Nancy Marie Brown's new book on the Viking chronicler (featured in a previous post at Call of the Siren) who gave us stories of Odin, Thor & Company also recalled her shock as she flipped through the pages of Snorri's Prose Edda.

Brown couldn't believe her eyes: There, on the page, was a listing of the names of Gandalf as well as that courageous, merry band of dwarves that traveled far and wide in order to battle the dragon Smaug. The list was written more than seven centuries before Tolkien penned "The Hobbit."

Here's that passage from Snorri:

Then all the powerful gods went

to their thrones of fate,

the most sacred gods, and

decided among themselves

that a troop of dwarves

should be created...

Nyi, Nidi,

Nordri, Sudri,

Austri, Vestri,

Althjolf, Dvalin,

Nar, Nain,

Niping, Dain,

Bifur, Bafur,

Bombor, Nori,

Ori, Onar,

Oin, Modvitnir,

Vig and Gandalf,

Vindalf, Thorin,

Fili, Kili....

(taken from Penguin Classics' edition of the Prose Edda, translated by Jesse Byock)

So, the great Tolkien wasn't smart enough to invent names on his own?

If you've read any of the great Tolkien scholars, like Tom Shippey, you know the answer: The great inventor of Middle Earth (Midgard, in Snorri's epic) wanted to root his saga in older Western traditions. It increased his cycle's mythic reality. Instead of being an isolated, separate invention, his tales would belong to the great web of historical legend ... and live forever. He wasn't unoriginal -- he was aiming for immortality.

GRIMLY GOOD: Philip Pullman, the epic storyteller behind "The Golden Compass" and the rest of the "His Dark Materials" stories, has retold the stories of the Brothers Grimm in a new edition. A friend, Mindy Farabee, has written a review of the book for the Los Angeles Times that's definitely worth checking out.

P.S.: On hobbit heroism

The epics of old weren't just good fireside entertainment: They were instructive. The stories of the Bible, the Trojan War, the founding of Rome, the ring of the Nibelung, the British warrior-king Arthur presented listeners with stories of the origins of the world, the history of their people, or just examples of heroism, of how to act nobly and true. (Think of all those sweaty, bloodthirsty knights who learned to calm down and act chivalrous because of Arthurian legend.)
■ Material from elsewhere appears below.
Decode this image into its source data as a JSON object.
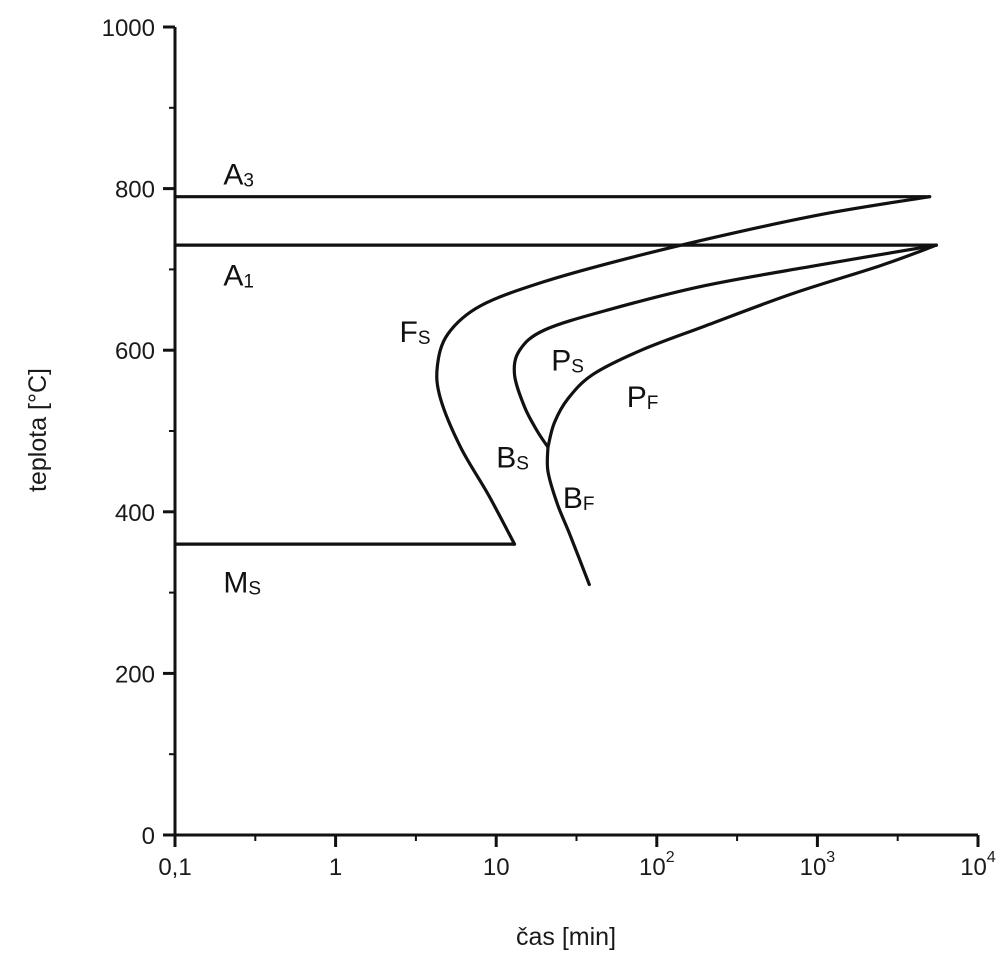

Which is what Noble Smith's book about the Shire and the halflings who live there (described in my previous post) manages to do, in its own way. That's something I forgot to mention before, and that I felt deserved a post-script item. Smith's book draws on the courage of characters like Frodo Baggins to teach us all how to be.  (Of course, if I were sitting by a fire right now, I'd probably want to hear Tolkien's original stories instead of an explanation of them.) He does an expert job of balancing accessibility with details that any serious Tolkien fan will appreciate.